Given that GI symptoms often precede endocrine manifestations, early recognition of diffuse ganglioneuromatosis in MEN2B provides an important diagnostic window. Prompt diagnosis may enable earlier detection and treatment of MTC, potentially improving survival [3].
While GI involvement usually manifests in infancy or early childhood, late-onset presentation is rare; only a handful of cases have been reported in patients over the age of 50, including one at age 60 [3] and another at age 50 following total thyroidectomy for MTC [3,8]. Our patient’s presentation at age 66 represents one of the oldest known cases described in the literature to date.

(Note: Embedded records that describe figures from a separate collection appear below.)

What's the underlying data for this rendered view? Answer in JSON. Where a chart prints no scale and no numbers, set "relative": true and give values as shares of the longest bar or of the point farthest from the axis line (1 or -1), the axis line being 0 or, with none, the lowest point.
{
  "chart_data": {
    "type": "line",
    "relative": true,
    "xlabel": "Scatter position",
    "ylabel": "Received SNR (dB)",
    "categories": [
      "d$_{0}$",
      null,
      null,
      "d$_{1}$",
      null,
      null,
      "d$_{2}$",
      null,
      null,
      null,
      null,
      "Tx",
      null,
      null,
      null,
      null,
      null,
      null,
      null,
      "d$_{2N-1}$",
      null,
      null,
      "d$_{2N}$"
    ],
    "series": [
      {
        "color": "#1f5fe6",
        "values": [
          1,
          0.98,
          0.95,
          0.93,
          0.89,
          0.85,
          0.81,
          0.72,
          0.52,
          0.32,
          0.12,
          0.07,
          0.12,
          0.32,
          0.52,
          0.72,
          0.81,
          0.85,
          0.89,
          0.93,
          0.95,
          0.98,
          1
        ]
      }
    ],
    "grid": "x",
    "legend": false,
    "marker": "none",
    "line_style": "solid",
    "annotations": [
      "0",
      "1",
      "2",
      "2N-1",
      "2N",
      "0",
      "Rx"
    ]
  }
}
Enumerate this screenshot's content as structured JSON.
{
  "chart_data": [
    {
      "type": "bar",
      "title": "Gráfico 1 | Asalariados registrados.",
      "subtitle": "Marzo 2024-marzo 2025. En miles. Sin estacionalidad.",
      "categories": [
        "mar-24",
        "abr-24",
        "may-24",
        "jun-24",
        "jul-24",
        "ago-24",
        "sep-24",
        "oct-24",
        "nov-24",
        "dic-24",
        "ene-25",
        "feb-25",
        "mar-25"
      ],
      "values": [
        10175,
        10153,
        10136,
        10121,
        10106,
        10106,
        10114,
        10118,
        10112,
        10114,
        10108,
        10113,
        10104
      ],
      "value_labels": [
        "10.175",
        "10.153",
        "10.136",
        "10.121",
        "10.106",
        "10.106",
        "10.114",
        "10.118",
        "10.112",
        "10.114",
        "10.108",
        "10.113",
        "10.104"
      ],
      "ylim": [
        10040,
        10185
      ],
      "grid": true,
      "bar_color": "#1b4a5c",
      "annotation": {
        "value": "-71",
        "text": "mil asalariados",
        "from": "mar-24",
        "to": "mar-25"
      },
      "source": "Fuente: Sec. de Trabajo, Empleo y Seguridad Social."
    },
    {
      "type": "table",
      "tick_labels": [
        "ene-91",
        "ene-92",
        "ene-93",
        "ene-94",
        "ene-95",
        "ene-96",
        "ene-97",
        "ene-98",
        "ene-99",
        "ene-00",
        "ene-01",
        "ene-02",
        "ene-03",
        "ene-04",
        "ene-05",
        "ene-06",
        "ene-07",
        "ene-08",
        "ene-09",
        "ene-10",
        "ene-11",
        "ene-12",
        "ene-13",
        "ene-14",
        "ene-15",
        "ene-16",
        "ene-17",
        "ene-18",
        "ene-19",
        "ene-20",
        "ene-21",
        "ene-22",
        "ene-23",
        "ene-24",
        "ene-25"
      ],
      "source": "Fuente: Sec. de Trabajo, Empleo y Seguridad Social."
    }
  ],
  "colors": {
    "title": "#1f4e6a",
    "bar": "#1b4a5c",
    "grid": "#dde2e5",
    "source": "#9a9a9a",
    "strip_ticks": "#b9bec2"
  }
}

This case reinforces the need for clinical vigilance for diffuse ganglioneuromatosis in MEN2B patients of all ages presenting with refractory constipation and colonic dilatation.
Conclusions
Megacolon in MEN2B is usually an early-life clinical manifestation. Our patient, a known case of MEN2B with a history of MTC and prior thyroidectomy, presented much later in life. Awareness of the GI features of MEN2B and timely intervention are essential, as early recognition and appropriate surgical management remain the mainstay of treatment.